Et puis, il y avait nos équipes à nous, la fine équipe Badmintonphoto/Badzine/Solibad, fidèle au poste. Nos bénévoles solidaires incroyables, qui ont tenu le stand dans le village du badminton, avec des belles rencontres – les uns avec les autres, mais aussi avec tous ceux qui, de loin, de Verneuil à Giverny en passant par Villeneuve d’Ascq ou Bénodet, nous soutiennent tout au long de l’année. Des promesses de signature de charte, des achats de goodies, des rires échangés en version colorée. Nos voisins qui nous ont gâté, comme souvent – Catherine et son équipe de chez BDE pour Yonex qui auront été d’une incroyable générosité, nos amis de Larde Sport, les équipes de chez Victor & Forza toujours en attention et pleins d’idées de collaborations solidaires à venir, et l’incroyable Alex de Boite a p’art avec ses deux apprenties magiciennes, qui auront peu dormi, beaucoup vendu et réalisé pour Solibad une magnifique boite nomade.
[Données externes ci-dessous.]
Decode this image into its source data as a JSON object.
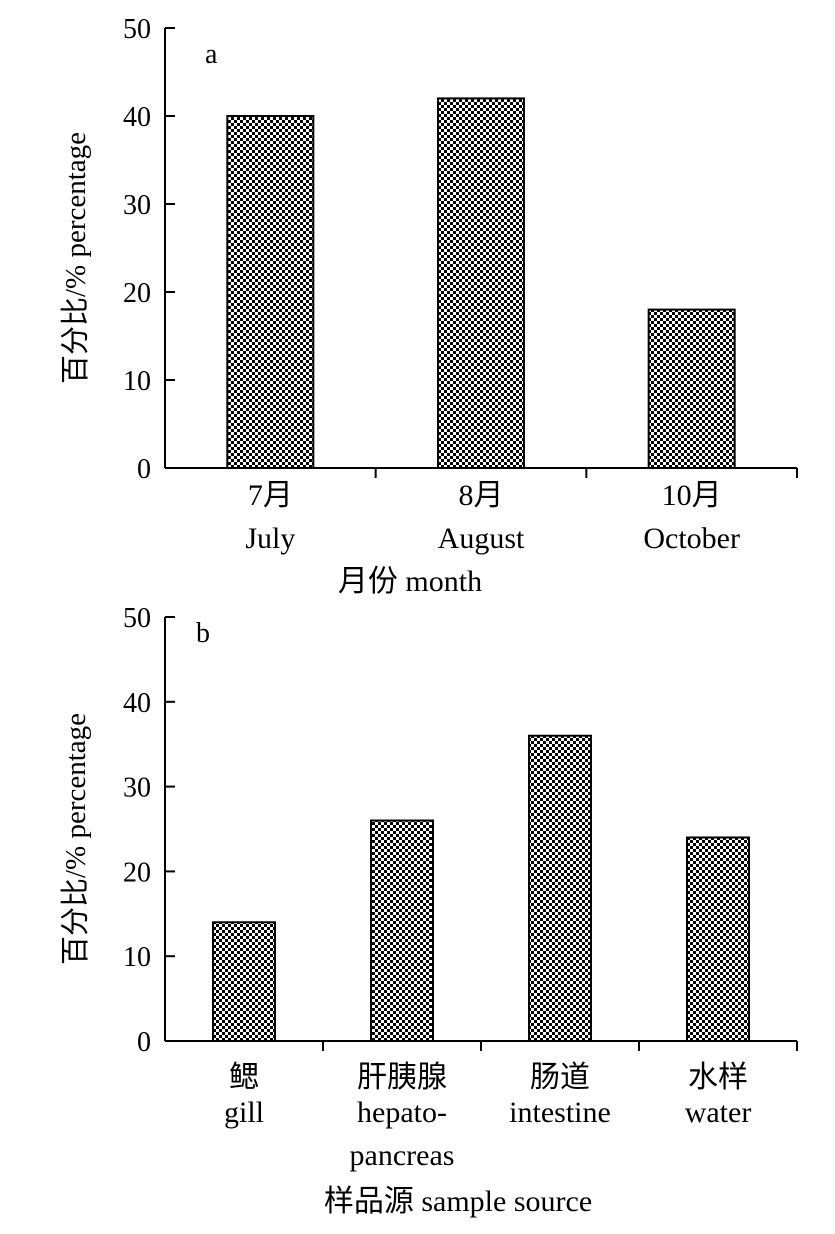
{
  "chart_data": [
    {
      "type": "bar",
      "panel_label": "a",
      "categories": [
        [
          "7月",
          "July"
        ],
        [
          "8月",
          "August"
        ],
        [
          "10月",
          "October"
        ]
      ],
      "values": [
        40,
        42,
        18
      ],
      "xlabel": "月份 month",
      "ylabel": "百分比/% percentage",
      "ylim": [
        0,
        50
      ],
      "yticks": [
        "0",
        "10",
        "20",
        "30",
        "40",
        "50"
      ],
      "grid": false,
      "legend": "none",
      "bar_pattern": "checkered black-white"
    },
    {
      "type": "bar",
      "panel_label": "b",
      "categories": [
        [
          "鳃",
          "gill"
        ],
        [
          "肝胰腺",
          "hepato-",
          "pancreas"
        ],
        [
          "肠道",
          "intestine"
        ],
        [
          "水样",
          "water"
        ]
      ],
      "values": [
        14,
        26,
        36,
        24
      ],
      "xlabel": "样品源 sample source",
      "ylabel": "百分比/% percentage",
      "ylim": [
        0,
        50
      ],
      "yticks": [
        "0",
        "10",
        "20",
        "30",
        "40",
        "50"
      ],
      "grid": false,
      "legend": "none",
      "bar_pattern": "checkered black-white"
    }
  ]
}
Un immense merci à eux et aux équipes de la Fédération – Océane en tête, qui, malgré des contraintes d’un site à vocation commerciale particulièrement compliquées et peu flexibles, ont réussi à faire de notre village une réussite. Sans parler du don de fin de compétition : des centaines de chaussures qui donneront du baume au cœur (et aux pieds !) à des enfants du Congo et d’ailleurs.
Comme toujours, les équipes de Badmintonphoto étaient sur le pont – trois photographes de talent – Yohan, Jnanesh et Yves, qui ont envoyé près de 8000 photos sur notre fil, repris par des centaines de joueurs, médias, fédérations, dont certaines pépites grâce à une installation de nos boitiers sur le toit du stade. Pas beaucoup de sommeil, mais le plaisir du devoir accompli et des images qui continueront de nous faire rêver dans les semaines et mois qui viennent.
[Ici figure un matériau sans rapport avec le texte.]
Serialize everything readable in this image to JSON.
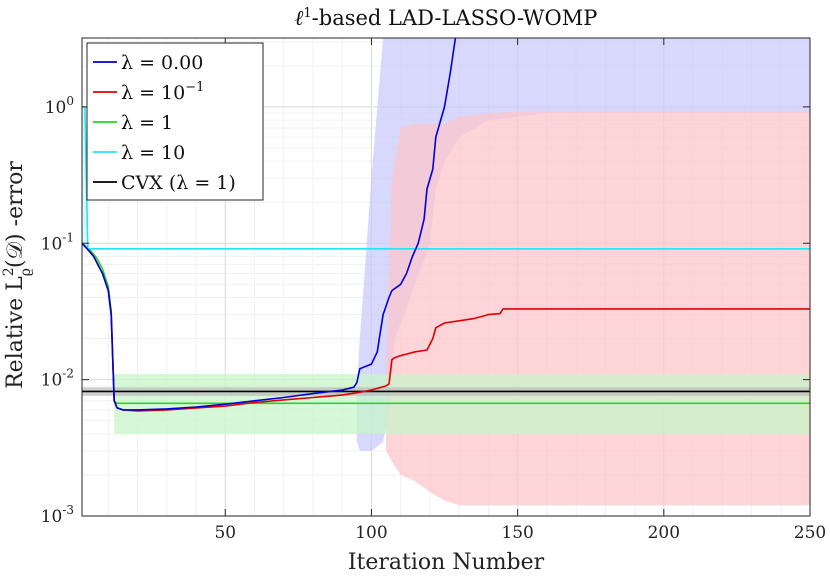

Et puis, et puis, cette incroyable aventure qu’ont connu deux jeunes, Krisna et Miangola. Un jeune apprenti photographe Indonésien vivant avec sa famille dans une déchèterie de Jakarta, et une jeune artiste malgache, bénévole pour Solibad dans son pays pour aider les enfants des rues, qui ont été invités par l’Association Internationale de la Presse Sportive pour observer, apprendre, partager. Les voir évoluer ici, à Paris, très loin de leur condition de vie quotidienne, des étoiles plein les yeux, fut aussi pour ceux qui les auront côtoyé, une belle leçon de vie. Ils ont contribué à notre couverture de ces mondiaux exceptionnels, à Badzine, avec de magnifiques clichés pour Krisna et des dessins particulièrement inspirés pour Miangola, sous la houlette de notre indéfectible et multi talentueux Tarek, pilote tout en attention. Avec Loïc aussi, toujours présent, qui vous aura fait vivre aussi les coulisses avec sa casquette de JRI pour la Fédération.
Cette dernière peut-être saluée, aussi, pour ce travail de titan. Mais au délà, pour une cohésion que l’on sent palpable derrière son dynamique président Franck Laurent, hôte par ailleurs avec sa douce Laure, d’une exceptionnelle soirée à l’Hôtel de ville, où les convives ont été servi, au sens propre comme au figuré, par l’excellence à la Française. Et un mérite Fédéral d’Or pour l’un des artisans majeurs de ces belles années, Philippe Limouzin, mis à juste titre en lumière lors de cette soirée.

Cela fait du bien de voir une équipe fédérale unie derrière ces beaux résultats. Les voyants sont au vert. Et c’est tant mieux.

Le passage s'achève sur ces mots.